Figure 4. Yaw during steady locomotion. (A–C) Light video frames from a treadmill sequence while the individual was yawed 7.1 deg to the left, 1.8 deg to the right and 14.1 deg to the right, respectively. (D) Histogram of pelvic yaw values for 10 steady treadmill sequences. Superimposed renderings show the orientation of the pelvis in dorsal view at the maximum yaw to the left and right, with the pelvic long axis (black) and the direction of treadmill travel (red). Arrows show ranges of yaw values for 12 short sequences from the same birds moving freely down a trackway. Arrowheads indicate the animal’s direction of movement; those pointing to the right were facing in the same direction as the treadmill trials.Figure 5. Sidestep and yawed treadmill trials in overhead view. (A) Sidestep to the left. (B) Forward progression at a large induced yaw. (C) Forward progression at a large natural yaw. (D) Forward progression at low yaw. Arrows show the approximate direction of travel. Red lines show paths of the distal tarsometatarsi during stance relative to the pelvis for right and left steps.Our second study (Kambic et al., 2015) focused on symmetry in forward locomotion. During steady walking and running, right and left limbs are typically assumed to act out-of-phase, but with little kinematic disparity. However, outwardly-appearing steadiness may harbor previously unrecognized asymmetries. We found that guineafowl on a treadmill routinely yaw away from their direction of travel (Figure 4) using asymmetrical limb kinematics (Movie 3). Variation is most strongly reflected at the hip joints, where patterns of femoral long-axis rotation closely correlate to degree of yaw divergence. As yaw deviations increase, hip long-axis rotation angles undergo larger excursions and shift from biphasic to monophasic patterns. At large yaw angles, the alternately striding limbs exhibit synchronous external and internal femoral rotations of substantial magnitude. Hip coordination patterns resembling those used during sidestep maneuvers allow birds to asymmetrically modulate their medio-lateral limb trajectories and thereby advance using a range of body orientations (Figure 5).

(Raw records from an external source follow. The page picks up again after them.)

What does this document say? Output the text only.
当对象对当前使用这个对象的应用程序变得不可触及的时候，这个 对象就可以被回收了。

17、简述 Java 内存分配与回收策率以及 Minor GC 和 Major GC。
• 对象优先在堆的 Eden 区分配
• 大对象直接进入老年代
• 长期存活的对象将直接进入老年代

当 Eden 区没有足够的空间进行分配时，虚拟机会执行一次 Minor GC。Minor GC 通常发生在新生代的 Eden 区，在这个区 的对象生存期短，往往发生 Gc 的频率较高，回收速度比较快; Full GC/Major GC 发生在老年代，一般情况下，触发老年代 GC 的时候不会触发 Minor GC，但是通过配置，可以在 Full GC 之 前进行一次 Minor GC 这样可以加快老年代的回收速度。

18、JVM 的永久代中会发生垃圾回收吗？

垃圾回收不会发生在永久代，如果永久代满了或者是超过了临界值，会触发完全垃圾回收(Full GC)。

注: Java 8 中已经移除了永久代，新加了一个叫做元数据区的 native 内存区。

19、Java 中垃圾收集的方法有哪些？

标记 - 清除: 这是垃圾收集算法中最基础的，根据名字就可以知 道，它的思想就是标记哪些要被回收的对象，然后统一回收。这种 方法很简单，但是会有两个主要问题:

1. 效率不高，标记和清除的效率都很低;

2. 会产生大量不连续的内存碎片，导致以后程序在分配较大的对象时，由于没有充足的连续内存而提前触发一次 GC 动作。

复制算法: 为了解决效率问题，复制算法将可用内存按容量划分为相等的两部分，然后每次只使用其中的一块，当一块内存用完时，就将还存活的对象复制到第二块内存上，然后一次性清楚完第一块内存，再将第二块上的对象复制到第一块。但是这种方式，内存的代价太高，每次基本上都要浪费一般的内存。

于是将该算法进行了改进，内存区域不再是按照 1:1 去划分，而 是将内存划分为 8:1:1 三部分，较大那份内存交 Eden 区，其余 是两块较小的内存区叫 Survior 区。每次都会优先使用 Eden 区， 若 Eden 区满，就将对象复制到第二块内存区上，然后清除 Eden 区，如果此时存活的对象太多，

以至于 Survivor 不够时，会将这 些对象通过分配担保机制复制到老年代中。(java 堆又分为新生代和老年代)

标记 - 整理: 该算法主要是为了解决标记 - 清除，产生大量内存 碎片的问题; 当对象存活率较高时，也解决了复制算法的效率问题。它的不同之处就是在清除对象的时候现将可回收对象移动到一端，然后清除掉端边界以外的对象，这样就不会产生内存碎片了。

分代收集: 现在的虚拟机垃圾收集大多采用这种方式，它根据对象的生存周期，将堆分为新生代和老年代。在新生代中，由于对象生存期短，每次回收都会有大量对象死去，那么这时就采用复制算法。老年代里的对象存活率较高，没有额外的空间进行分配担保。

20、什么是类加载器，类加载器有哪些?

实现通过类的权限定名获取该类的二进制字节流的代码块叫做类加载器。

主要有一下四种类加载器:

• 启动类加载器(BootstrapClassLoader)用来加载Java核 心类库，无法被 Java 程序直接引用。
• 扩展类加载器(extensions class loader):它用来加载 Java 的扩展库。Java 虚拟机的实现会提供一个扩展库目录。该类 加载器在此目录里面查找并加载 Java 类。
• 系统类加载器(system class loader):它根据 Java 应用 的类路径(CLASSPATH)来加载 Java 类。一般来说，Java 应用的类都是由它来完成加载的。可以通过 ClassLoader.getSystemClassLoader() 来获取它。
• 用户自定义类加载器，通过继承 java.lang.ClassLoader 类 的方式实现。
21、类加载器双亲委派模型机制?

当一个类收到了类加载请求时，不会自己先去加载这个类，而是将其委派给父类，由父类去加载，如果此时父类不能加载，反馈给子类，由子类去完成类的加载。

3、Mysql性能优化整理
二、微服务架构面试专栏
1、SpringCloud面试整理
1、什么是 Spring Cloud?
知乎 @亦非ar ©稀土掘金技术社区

Movie 3: Guineafowl walking fast on a treadmill. Animated bones are rendered relative to standard video and from above to show pelvic yaw during steady locomotion.

References

Kambic, R.E., Roberts, T.J. and Gatesy, S.M. (2015). Guineafowl with a twist: asymmetric limb control in steady bipedal locomotion. Journal of Experimental Biology. 218: 3836-3844. Published article.

Kambic, R.E., Roberts, T.J. and Gatesy, S.M. (2014). Long-axis rotation: a missing degree of freedom in avian bipedal locomotion. Journal of Experimental Biology. 217: 2770-2782. Published article.

Jenkins, F.A., Jr, Dial, K.P. and Goslow, G.E., Jr. (1988). A cineradiographic analysis of bird flight: the wishbone in starlings is a spring. Science. 241: 1495-1498. Published article.